While lithium is quite rare, found in only 0.0017 percent, by weight, of the Earth's crust, potassium, is 880 times more abundant in the Earth's crust than lithium, the researchers pointed out.
"For decades, people have assumed that potassium could not work with graphite or other bulk carbon anodes in a battery," said lead study author Xiulei Ji, assistant professor of chemistry at Oregon State University in the US. "That assumption is incorrect," Ji said.
The researchers noted that the possibility of a potassium-ion battery was first shown in 1932. "It is really shocking that no one ever reported on this issue for 83 years," Ji noted. The findings are of considerable importance, researchers said, because they open some new alternatives to batteries that can work with well-established and inexpensive graphite as the anode, or high-energy reservoir of electrons.

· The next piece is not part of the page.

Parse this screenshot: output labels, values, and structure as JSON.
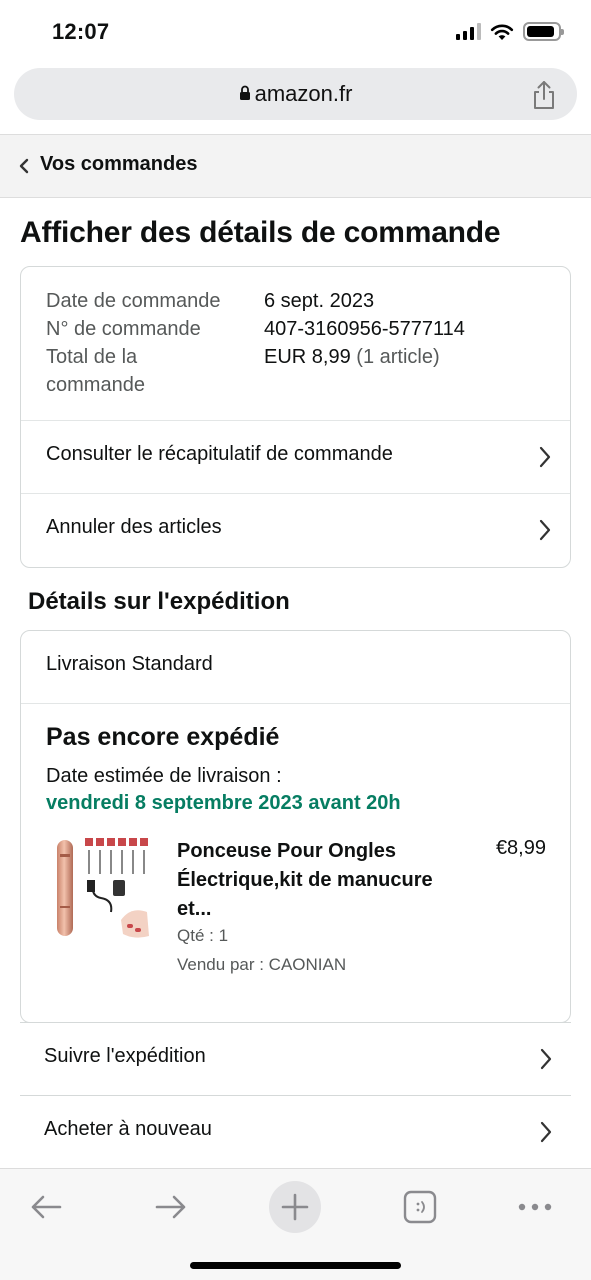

"Right now, batteries based on this approach do not have performance that equals those of lithium-ion batteries, but improvements in technology should narrow the gap," Ji said. "It is safe to say that the energy density of a potassium-ion battery may never exceed that of lithium-ion batteries," he said.
"But they may provide a long cycling life, a high power density, a lot lower cost, and be ready to take the advantage of the existing manufacturing processes of carbon anode materials," Ji pointed out. The findings appeared in the Journal of the American Chemical Society.